Sunday, 14 September 2025

The Debate over Gender-Affirming Care

 

(Note:  The following post is drawn from an academic article I wrote entitled "Trans and Women's Rights" that will be published in August 2026 in Human Rights Quarterly.  Please contact me if you would like my sources for any of the material below).

A huge controversy has erupted at McMaster University in Hamilton, Ontario over the effectiveness of gender-affirming care. According to an article in The Hamilton Spectator on September 6, 2025, Dr. Gordon Guyatt and his colleagues concluded that “good-quality evidence was lacking for mastectomy, hormone therapy, and puberty blockers [as treatments] for young people with gender dysphoria.” These conclusions have angered some trans activists.

Yet Dr. Guyatt’s results are not surprising. Several European studies came to the same conclusion.   

A Finnish study found that 75 per cent of adolescents who wanted sex-reassignment surgery had other psychiatric problems. Most were girls with no history of gender dysphoria: seventy-five per cent had histories of severe psychopathology. The Finnish Council of Choices in Healthcare concluded that medical transition for minors was “an experimental practice.”

Noting similar concerns, the Astrid Lindgren Children’s Hospital in Stockholm announced in April 2021 that aside from clinical trials, it would no longer prescribe cross-sex hormones and puberty blockers to children under 18.

In 2023, the Norwegian Healthcare Investigation Board concluded that there was “insufficient evidence for the use of puberty blockers and cross sex hormones in young people, especially for teenagers.” Therefore, such treatments should be considered “treatment under trial.”

In a 2024 summary report, the European Academy of Paediatrics [EAP] noted that “the severity of discomfort that GD [Gender Dysphoria] produces in prepubescent children varies and is often transient….[L]ong-term follow-up studies suggest that over 80% of boys referred …to GID [Gender Identity Development] services desisted from gender dysphoria in adulthood.” The EAP also argued  that  “the role of social media [in persuading children that they were trans]…is overdue serious academic exploration,” suggesting that social media may be convincing children that they should unnecessarily change sex.

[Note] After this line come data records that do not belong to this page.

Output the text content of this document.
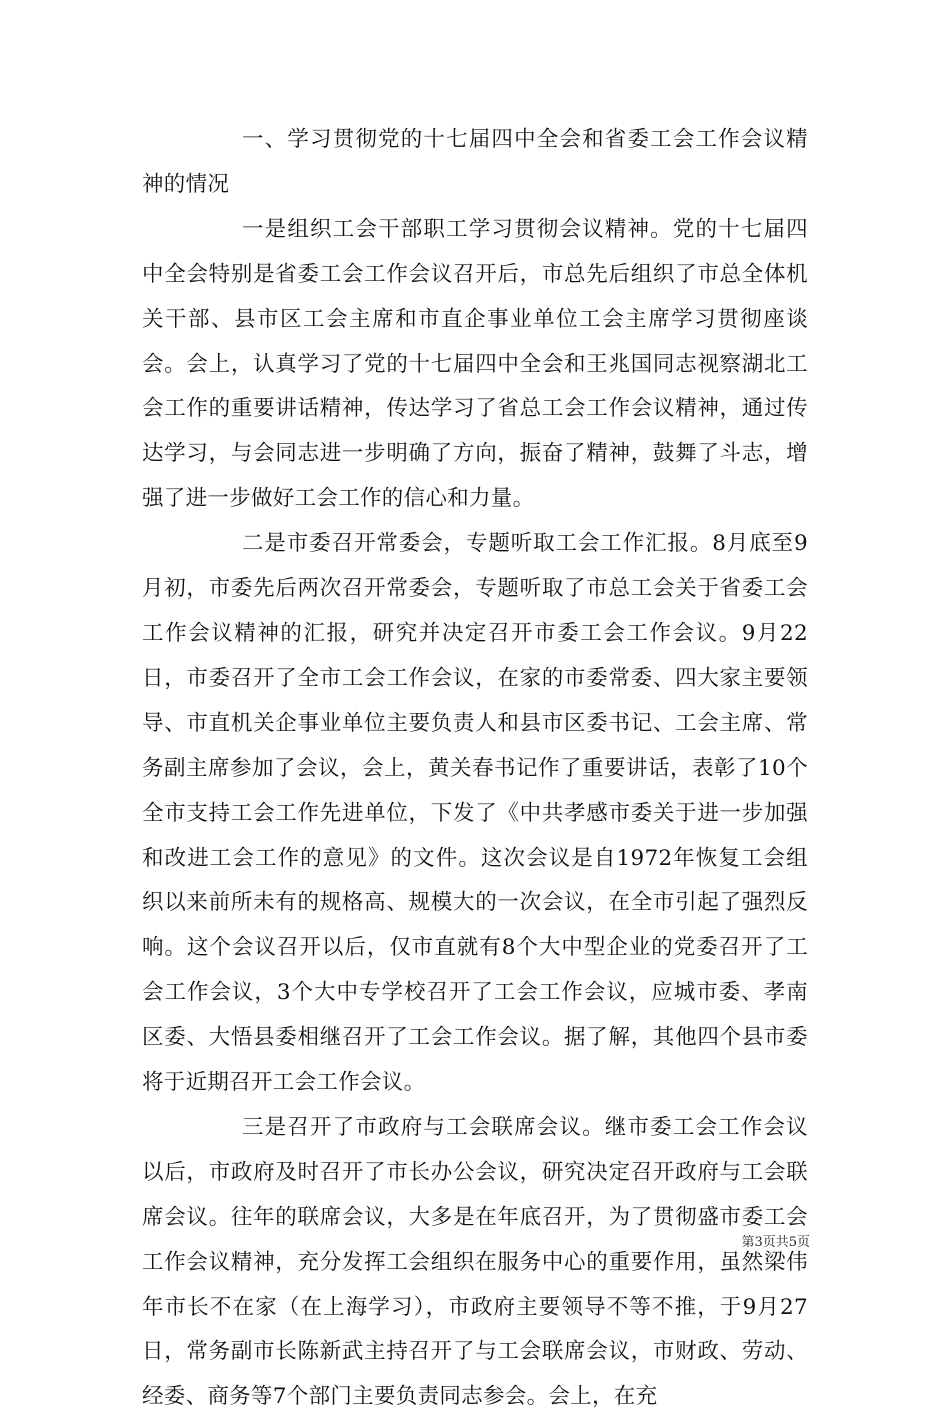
一、学习贯彻党的十七届四中全会和省委工会工作会议精神的情况

一是组织工会干部职工学习贯彻会议精神。党的十七届四中全会特别是省委工会工作会议召开后，市总先后组织了市总全体机关干部、县市区工会主席和市直企事业单位工会主席学习贯彻座谈会。会上，认真学习了党的十七届四中全会和王兆国同志视察湖北工会工作的重要讲话精神，传达学习了省总工会工作会议精神，通过传达学习，与会同志进一步明确了方向，振奋了精神，鼓舞了斗志，增强了进一步做好工会工作的信心和力量。

二是市委召开常委会，专题听取工会工作汇报。8月底至9月初，市委先后两次召开常委会，专题听取了市总工会关于省委工会工作会议精神的汇报，研究并决定召开市委工会工作会议。9月22日，市委召开了全市工会工作会议，在家的市委常委、四大家主要领导、市直机关企事业单位主要负责人和县市区委书记、工会主席、常务副主席参加了会议，会上，黄关春书记作了重要讲话，表彰了10个全市支持工会工作先进单位，下发了《中共孝感市委关于进一步加强和改进工会工作的意见》的文件。这次会议是自1972年恢复工会组织以来前所未有的规格高、规模大的一次会议，在全市引起了强烈反响。这个会议召开以后，仅市直就有8个大中型企业的党委召开了工会工作会议，3个大中专学校召开了工会工作会议，应城市委、孝南区委、大悟县委相继召开了工会工作会议。据了解，其他四个县市委将于近期召开工会工作会议。

三是召开了市政府与工会联席会议。继市委工会工作会议以后，市政府及时召开了市长办公会议，研究决定召开政府与工会联席会议。往年的联席会议，大多是在年底召开，为了贯彻盛市委工会工作会议精神，充分发挥工会组织在服务中心的重要作用，虽然梁伟年市长不在家（在上海学习），市政府主要领导不等不推，于9月27日，常务副市长陈新武主持召开了与工会联席会议，市财政、劳动、经委、商务等7个部门主要负责同志参会。会上，在充

第3页共5页
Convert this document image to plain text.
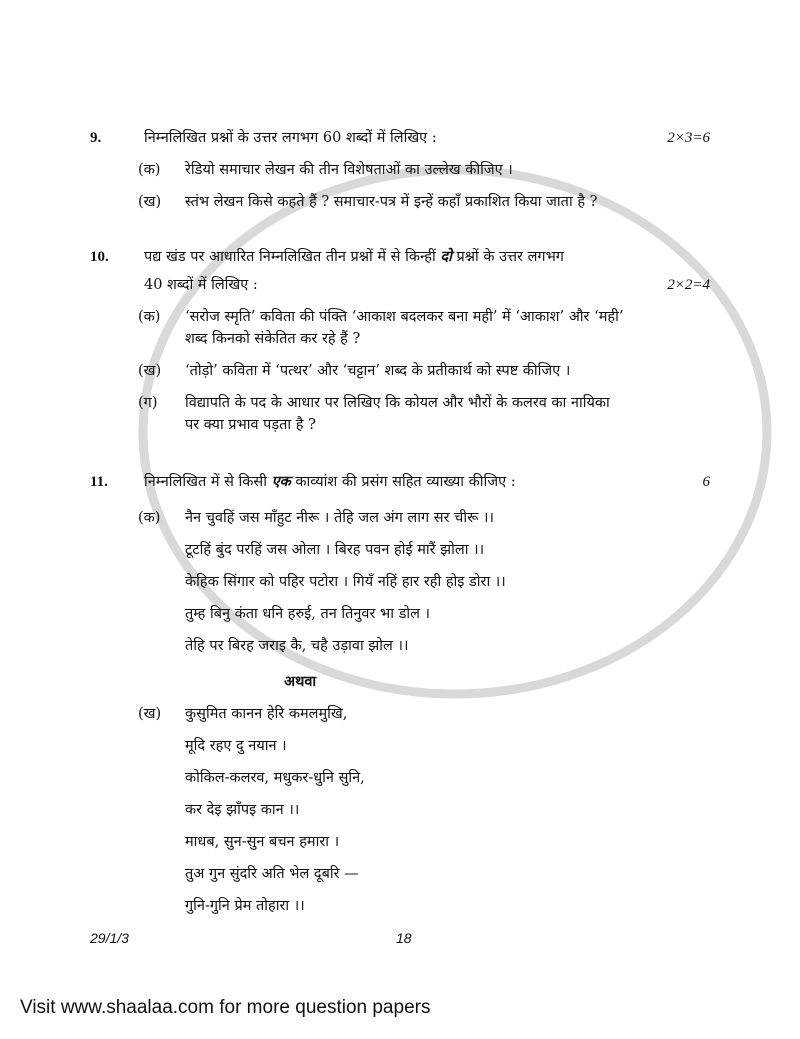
9.	निम्नलिखित प्रश्नों के उत्तर लगभग 60 शब्दों में लिखिए :	2×3=6
(क)	रेडियो समाचार लेखन की तीन विशेषताओं का उल्लेख कीजिए ।
(ख)	स्तंभ लेखन किसे कहते हैं ? समाचार-पत्र में इन्हें कहाँ प्रकाशित किया जाता है ?
10.	पद्य खंड पर आधारित निम्नलिखित तीन प्रश्नों में से किन्हीं दो प्रश्नों के उत्तर लगभग
40 शब्दों में लिखिए :	2×2=4
(क)	‘सरोज स्मृति’ कविता की पंक्ति ‘आकाश बदलकर बना मही’ में ‘आकाश’ और ‘मही’
शब्द किनको संकेतित कर रहे हैं ?
(ख)	‘तोड़ो’ कविता में ‘पत्थर’ और ‘चट्टान’ शब्द के प्रतीकार्थ को स्पष्ट कीजिए ।
(ग)	विद्यापति के पद के आधार पर लिखिए कि कोयल और भौरों के कलरव का नायिका
पर क्या प्रभाव पड़ता है ?
11.	निम्नलिखित में से किसी एक काव्यांश की प्रसंग सहित व्याख्या कीजिए :	6
(क)	नैन चुवहिं जस माँहुट नीरू । तेहि जल अंग लाग सर चीरू ।।
टूटहिं बुंद परहिं जस ओला । बिरह पवन होई मारैं झोला ।।
केहिक सिंगार को पहिर पटोरा । गियँ नहिं हार रही होइ डोरा ।।
तुम्ह बिनु कंता धनि हरुई, तन तिनुवर भा डोल ।
तेहि पर बिरह जराइ कै, चहै उड़ावा झोल ।।
अथवा
(ख)	कुसुमित कानन हेरि कमलमुखि,
मूदि रहए दु नयान ।
कोकिल-कलरव, मधुकर-धुनि सुनि,
कर देइ झाँपइ कान ।।
माधब, सुन-सुन बचन हमारा ।
तुअ गुन सुंदरि अति भेल दूबरि —
गुनि-गुनि प्रेम तोहारा ।।
29/1/3	18
Visit www.shaalaa.com for more question papers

Between 2009 and 2019, the number of boys treated at the United Kingdom’s Tavistock Gender Identity Development Service rose from 40 to 624, while the number of girls rose from 32 to 1,740.  “[S]ome whistle-blower clinicians [reported] that significant numbers of trans-identifying children and teens are same-sex attracted…[and] seem to be interpreting their own patterns of sexual attraction as a sign that they must have a mis-aligned gender identity.”

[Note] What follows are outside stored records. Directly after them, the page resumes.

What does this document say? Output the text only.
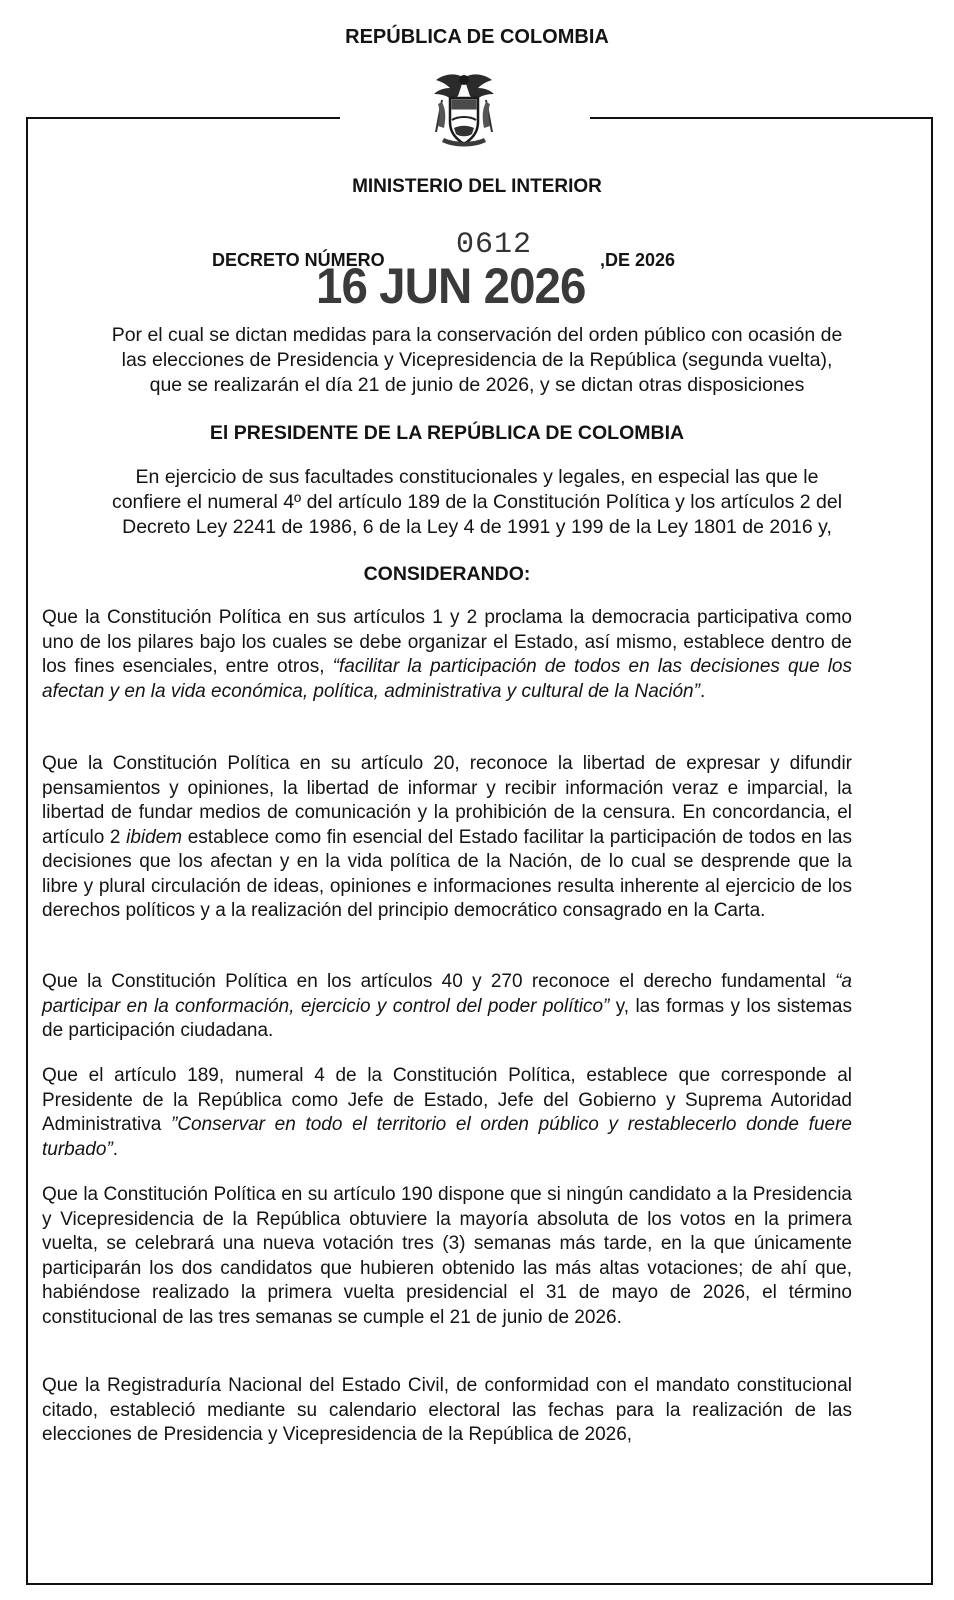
REPÚBLICA DE COLOMBIA
MINISTERIO DEL INTERIOR
DECRETO NÚMERO 0612	,DE 2026
16 JUN 2026
Por el cual se dictan medidas para la conservación del orden público con ocasión de
las elecciones de Presidencia y Vicepresidencia de la República (segunda vuelta),
que se realizarán el día 21 de junio de 2026, y se dictan otras disposiciones
El PRESIDENTE DE LA REPÚBLICA DE COLOMBIA
En ejercicio de sus facultades constitucionales y legales, en especial las que le
confiere el numeral 4º del artículo 189 de la Constitución Política y los artículos 2 del
Decreto Ley 2241 de 1986, 6 de la Ley 4 de 1991 y 199 de la Ley 1801 de 2016 y,
CONSIDERANDO:
Que la Constitución Política en sus artículos 1 y 2 proclama la democracia participativa como uno de los pilares bajo los cuales se debe organizar el Estado, así mismo, establece dentro de los fines esenciales, entre otros, “facilitar la participación de todos en las decisiones que los afectan y en la vida económica, política, administrativa y cultural de la Nación”.
Que la Constitución Política en su artículo 20, reconoce la libertad de expresar y difundir pensamientos y opiniones, la libertad de informar y recibir información veraz e imparcial, la libertad de fundar medios de comunicación y la prohibición de la censura. En concordancia, el artículo 2 ibidem establece como fin esencial del Estado facilitar la participación de todos en las decisiones que los afectan y en la vida política de la Nación, de lo cual se desprende que la libre y plural circulación de ideas, opiniones e informaciones resulta inherente al ejercicio de los derechos políticos y a la realización del principio democrático consagrado en la Carta.
Que la Constitución Política en los artículos 40 y 270 reconoce el derecho fundamental “a participar en la conformación, ejercicio y control del poder político” y, las formas y los sistemas de participación ciudadana.
Que el artículo 189, numeral 4 de la Constitución Política, establece que corresponde al Presidente de la República como Jefe de Estado, Jefe del Gobierno y Suprema Autoridad Administrativa ”Conservar en todo el territorio el orden público y restablecerlo donde fuere turbado”.
Que la Constitución Política en su artículo 190 dispone que si ningún candidato a la Presidencia y Vicepresidencia de la República obtuviere la mayoría absoluta de los votos en la primera vuelta, se celebrará una nueva votación tres (3) semanas más tarde, en la que únicamente participarán los dos candidatos que hubieren obtenido las más altas votaciones; de ahí que, habiéndose realizado la primera vuelta presidencial el 31 de mayo de 2026, el término constitucional de las tres semanas se cumple el 21 de junio de 2026.
Que la Registraduría Nacional del Estado Civil, de conformidad con el mandato constitucional citado, estableció mediante su calendario electoral las fechas para la realización de las elecciones de Presidencia y Vicepresidencia de la República de 2026,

As a result of the controversy over its gender-reassignment practices, the British government appointed Dr. Hilary Cass to prepare a report on trans medical treatment. Her report noted broad agreement that the increased number of young people presenting trans identities was “a result of a complex interplay between biological, psychological and social factors.” It also stated that there was “no reliable evidence base upon which to make clinical decisions…The rationale for early puberty suppression remains unclear, with weak evidence regarding the impact on gender dysphoria, mental or psychosocial health.” Moreover, “the use of masculinising/feminising hormones in those under age 18 also presents many unknowns.”

The Cass Report further found that “Not enough is known about the longer-term impacts of puberty blockers for children and young people with gender incongruence to know whether they are safe.” Thus, it argued, “For the majority of young people, a medical pathway may not be the best way to manage their gender-related distress.”

Yet some activists have vilified Cass for claiming that the use of puberty blockers is as yet untested and may be dangerous. Cass was advised after issuing her final report that she should not take public transit, given the many threats of violence against her. 

This is the same kind of vilification that Dr. Guyatt, and his colleagues are now enduring. One suspects that if Dr. Guyatt’s research discovered strong evidence that gender-affirming care has positive results, activists would be cheering, not vilifying, him.